Prof. JIANG Jianping’s group from Chengdu Institute of Biology, Chinese Academy of Sciences has long been committed to the study of amphibians, especially the endemic anuran species that distribute in China. Recently, Dr. XIONG Rongchuan conducted by Prof. JIANG Jianping, found that O. tormota possesses specialized phonating organ structures, which might be favored by higher frequency of phonation of O. tormota.
This group have surveyed the life history of the Concave-eared frogin the field, Huangshan in Anhui province, for several years. During the observations, they found that the male frogs usually showed strong respiratory movements when they called. Usually call generation of most frogs is closely tied to their buccopharyngeal respirations.
Firstly air is sucked in through the nostrils to fill the buccopharyngeal cavity, and then the expanded mouth floor contracts. This forces the air from the buccopharyngeal cavity into the lungs. To call, they take up a large volume of air into the mouth cavity and lungs via several buccal oscillation and lung inflation cycles, and then the air is expelled out to vibrate the vocal cords for sound producing. So they presumed that the ultrasonic frog may has a more powerful mouth floor to support the faster airflow during the sound producing to drive the vocal cords (sound source of frogs) vibrating at higher frequencies, compared to other non-ultrasonic frogs. .
The research team employed anatomic and histological methods to examine the vocal organs, including the floor of the buccal cavity, vocal cords and glottis, of Odorrana tormota and its sympatric species including O. graminea, O. schmackeri, and Amolops wuyiensis with different fundamental frequencies, and Pelophylax nigromaculatus as a control.

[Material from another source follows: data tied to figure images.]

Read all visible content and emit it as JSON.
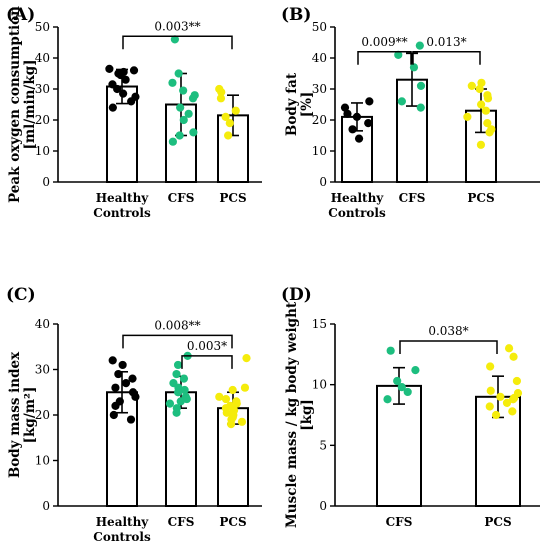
{
  "colors": {
    "healthy": "#000000",
    "cfs": "#1dbe7f",
    "pcs": "#f5ec0c",
    "axis": "#000000"
  },
  "chart_data": [
    {
      "id": "A",
      "type": "bar",
      "panel_label": "(A)",
      "ylabel": [
        "Peak oxygen consumption",
        "[ml/min/kg]"
      ],
      "ylim": [
        0,
        50
      ],
      "yticks": [
        0,
        10,
        20,
        30,
        40,
        50
      ],
      "categories": [
        "Healthy Controls",
        "CFS",
        "PCS"
      ],
      "category_lines": [
        [
          "Healthy",
          "Controls"
        ],
        [
          "CFS"
        ],
        [
          "PCS"
        ]
      ],
      "series": [
        {
          "group": "Healthy Controls",
          "color_key": "healthy",
          "mean": 30.8,
          "sd": 5.5,
          "points": [
            36,
            36.5,
            35.5,
            35,
            34.5,
            33,
            31.5,
            30,
            28.5,
            27.5,
            26,
            24
          ]
        },
        {
          "group": "CFS",
          "color_key": "cfs",
          "mean": 25,
          "sd": 10,
          "points": [
            46,
            35,
            32,
            29.5,
            28,
            27,
            24,
            22,
            20,
            16,
            15,
            13
          ]
        },
        {
          "group": "PCS",
          "color_key": "pcs",
          "mean": 21.5,
          "sd": 6.5,
          "points": [
            30,
            29,
            27,
            23,
            21,
            19,
            15
          ]
        }
      ],
      "significance": [
        {
          "from": 0,
          "to": 2,
          "label": "0.003**",
          "level": 47
        }
      ]
    },
    {
      "id": "B",
      "type": "bar",
      "panel_label": "(B)",
      "ylabel": [
        "Body fat",
        "[%]"
      ],
      "ylim": [
        0,
        50
      ],
      "yticks": [
        0,
        10,
        20,
        30,
        40,
        50
      ],
      "categories": [
        "Healthy Controls",
        "CFS",
        "PCS"
      ],
      "category_lines": [
        [
          "Healthy",
          "Controls"
        ],
        [
          "CFS"
        ],
        [
          "PCS"
        ]
      ],
      "series": [
        {
          "group": "Healthy Controls",
          "color_key": "healthy",
          "mean": 21,
          "sd": 4.5,
          "points": [
            26,
            24,
            22,
            21,
            19,
            17,
            14
          ]
        },
        {
          "group": "CFS",
          "color_key": "cfs",
          "mean": 33,
          "sd": 8.5,
          "points": [
            44,
            41,
            37,
            31,
            26,
            24
          ]
        },
        {
          "group": "PCS",
          "color_key": "pcs",
          "mean": 23,
          "sd": 7,
          "points": [
            32,
            31,
            30,
            28,
            27,
            25,
            23,
            21,
            19,
            17,
            16,
            12
          ]
        }
      ],
      "significance": [
        {
          "from": 0,
          "to": 1,
          "label": "0.009**",
          "level": 42
        },
        {
          "from": 1,
          "to": 2,
          "label": "0.013*",
          "level": 42
        }
      ]
    },
    {
      "id": "C",
      "type": "bar",
      "panel_label": "(C)",
      "ylabel": [
        "Body mass index",
        "[kg/m²]"
      ],
      "ylim": [
        0,
        40
      ],
      "yticks": [
        0,
        10,
        20,
        30,
        40
      ],
      "categories": [
        "Healthy Controls",
        "CFS",
        "PCS"
      ],
      "category_lines": [
        [
          "Healthy",
          "Controls"
        ],
        [
          "CFS"
        ],
        [
          "PCS"
        ]
      ],
      "series": [
        {
          "group": "Healthy Controls",
          "color_key": "healthy",
          "mean": 25,
          "sd": 4.5,
          "points": [
            32,
            31,
            29,
            28,
            27,
            26,
            25,
            24,
            23,
            22,
            20,
            19
          ]
        },
        {
          "group": "CFS",
          "color_key": "cfs",
          "mean": 25,
          "sd": 3.5,
          "points": [
            33,
            31,
            29,
            28,
            27,
            26,
            25.5,
            25,
            24,
            23.5,
            23,
            22.5,
            21.5,
            20.5
          ]
        },
        {
          "group": "PCS",
          "color_key": "pcs",
          "mean": 21.5,
          "sd": 3.5,
          "points": [
            32.5,
            26,
            25.5,
            24,
            23.5,
            23,
            22.5,
            22,
            21.5,
            21,
            20.5,
            20,
            19.5,
            19,
            18.5,
            18
          ]
        }
      ],
      "significance": [
        {
          "from": 0,
          "to": 2,
          "label": "0.008**",
          "level": 37.5
        },
        {
          "from": 1,
          "to": 2,
          "label": "0.003*",
          "level": 33
        }
      ]
    },
    {
      "id": "D",
      "type": "bar",
      "panel_label": "(D)",
      "ylabel": [
        "Muscle mass / kg body weight",
        "[kg]"
      ],
      "ylim": [
        0,
        15
      ],
      "yticks": [
        0,
        5,
        10,
        15
      ],
      "categories": [
        "CFS",
        "PCS"
      ],
      "category_lines": [
        [
          "CFS"
        ],
        [
          "PCS"
        ]
      ],
      "series": [
        {
          "group": "CFS",
          "color_key": "cfs",
          "mean": 9.9,
          "sd": 1.5,
          "points": [
            12.8,
            11.2,
            10.3,
            9.8,
            9.4,
            8.8
          ]
        },
        {
          "group": "PCS",
          "color_key": "pcs",
          "mean": 9,
          "sd": 1.7,
          "points": [
            13,
            12.3,
            11.5,
            10.3,
            9.5,
            9.3,
            9,
            8.9,
            8.8,
            8.5,
            8.2,
            7.8,
            7.5
          ]
        }
      ],
      "significance": [
        {
          "from": 0,
          "to": 1,
          "label": "0.038*",
          "level": 13.6
        }
      ]
    }
  ]
}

Their result showed that the Concave-eared frog has thinner vocal cords modulated by a moderately stronger muscular mastoideus between the medial vocal cords and the lateral cricoid cartilages, larger relative distance between the two m. intermandibulares (RDMI), and higher nucleus density of m. intermandibularis (NDMI) and m. geniohyoideus (NDMG). All these characters make the buccopharyngeal cavity of the concave-eared frog a powerful air pump to supply fast airflow which drives the thin vocal cords vibrating to produce high-frequencies phonating.

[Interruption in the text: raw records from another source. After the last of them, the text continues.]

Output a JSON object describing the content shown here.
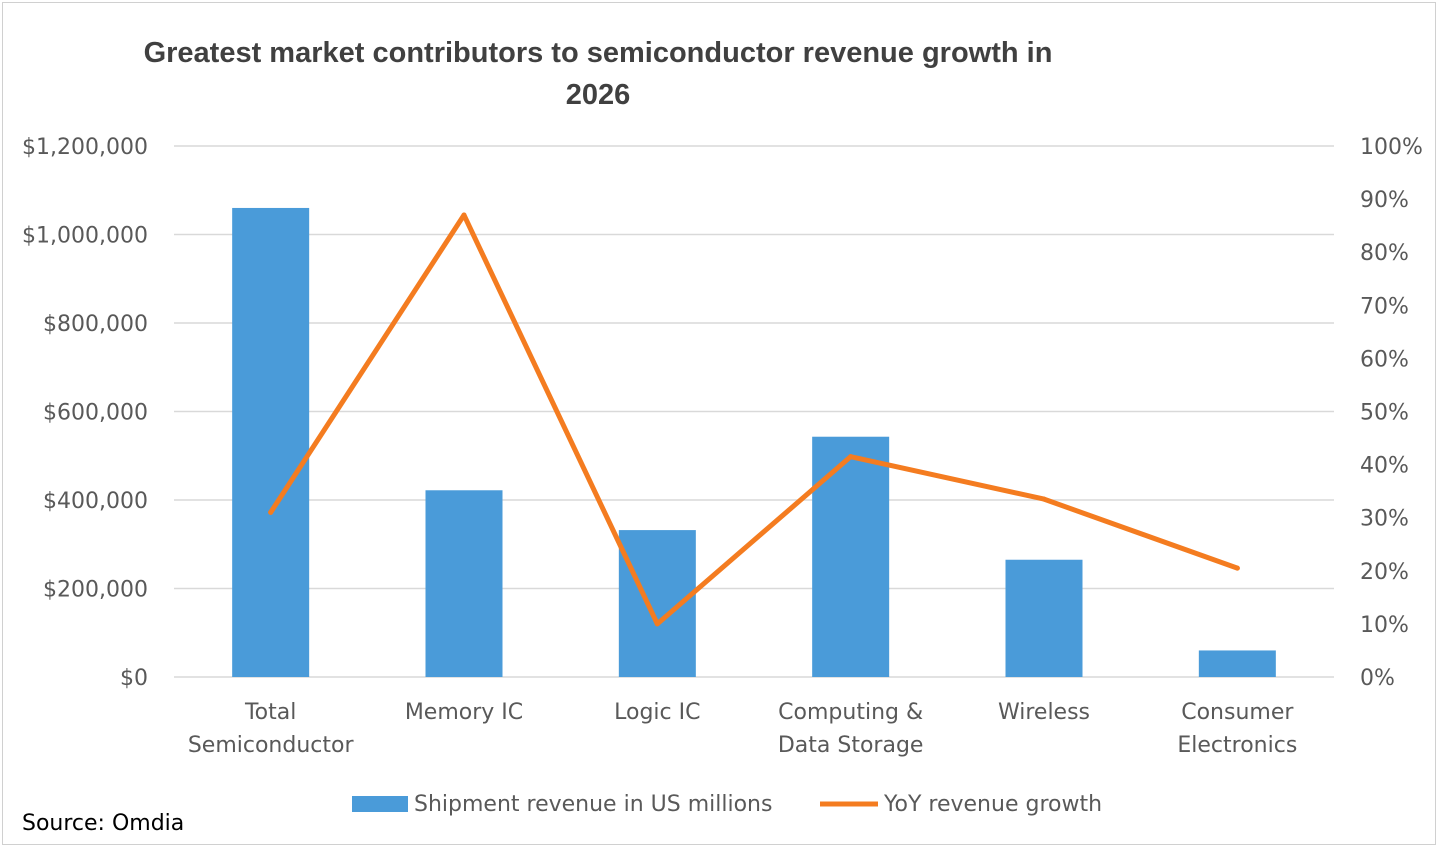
{
  "chart_data": {
    "type": "bar",
    "title_lines": [
      "Greatest market contributors to semiconductor revenue growth in",
      "2026"
    ],
    "categories": [
      [
        "Total",
        "Semiconductor"
      ],
      [
        "Memory IC"
      ],
      [
        "Logic IC"
      ],
      [
        "Computing &",
        "Data Storage"
      ],
      [
        "Wireless"
      ],
      [
        "Consumer",
        "Electronics"
      ]
    ],
    "series": [
      {
        "name": "Shipment revenue in US millions",
        "type": "bar",
        "axis": "left",
        "color": "#4a9bd9",
        "values": [
          1060000,
          422000,
          332000,
          543000,
          265000,
          60000
        ]
      },
      {
        "name": "YoY revenue growth",
        "type": "line",
        "axis": "right",
        "color": "#f47c20",
        "values": [
          31,
          87,
          10,
          41.5,
          33.5,
          20.5
        ]
      }
    ],
    "y_left": {
      "min": 0,
      "max": 1200000,
      "ticks": [
        0,
        200000,
        400000,
        600000,
        800000,
        1000000,
        1200000
      ],
      "tick_labels": [
        "$0",
        "$200,000",
        "$400,000",
        "$600,000",
        "$800,000",
        "$1,000,000",
        "$1,200,000"
      ]
    },
    "y_right": {
      "min": 0,
      "max": 100,
      "ticks": [
        0,
        10,
        20,
        30,
        40,
        50,
        60,
        70,
        80,
        90,
        100
      ],
      "tick_labels": [
        "0%",
        "10%",
        "20%",
        "30%",
        "40%",
        "50%",
        "60%",
        "70%",
        "80%",
        "90%",
        "100%"
      ]
    },
    "grid": true,
    "legend_position": "bottom",
    "gridline_color": "#d9d9d9"
  },
  "source": "Source: Omdia"
}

This work provides guidance for future biophysics studying about the phonatingmechanism of ultrasonic frog. It is also in favor of future electrophysiological experiments and tracing experiments molecular network to supply a reference in choosing aim organs. The paper entitled "Morphological Correlates of the Phonatory Organ in an Ultrasonically Phonating Frog" was published on the Asian Herpetological Research. (2012, 3 (3), 240-251).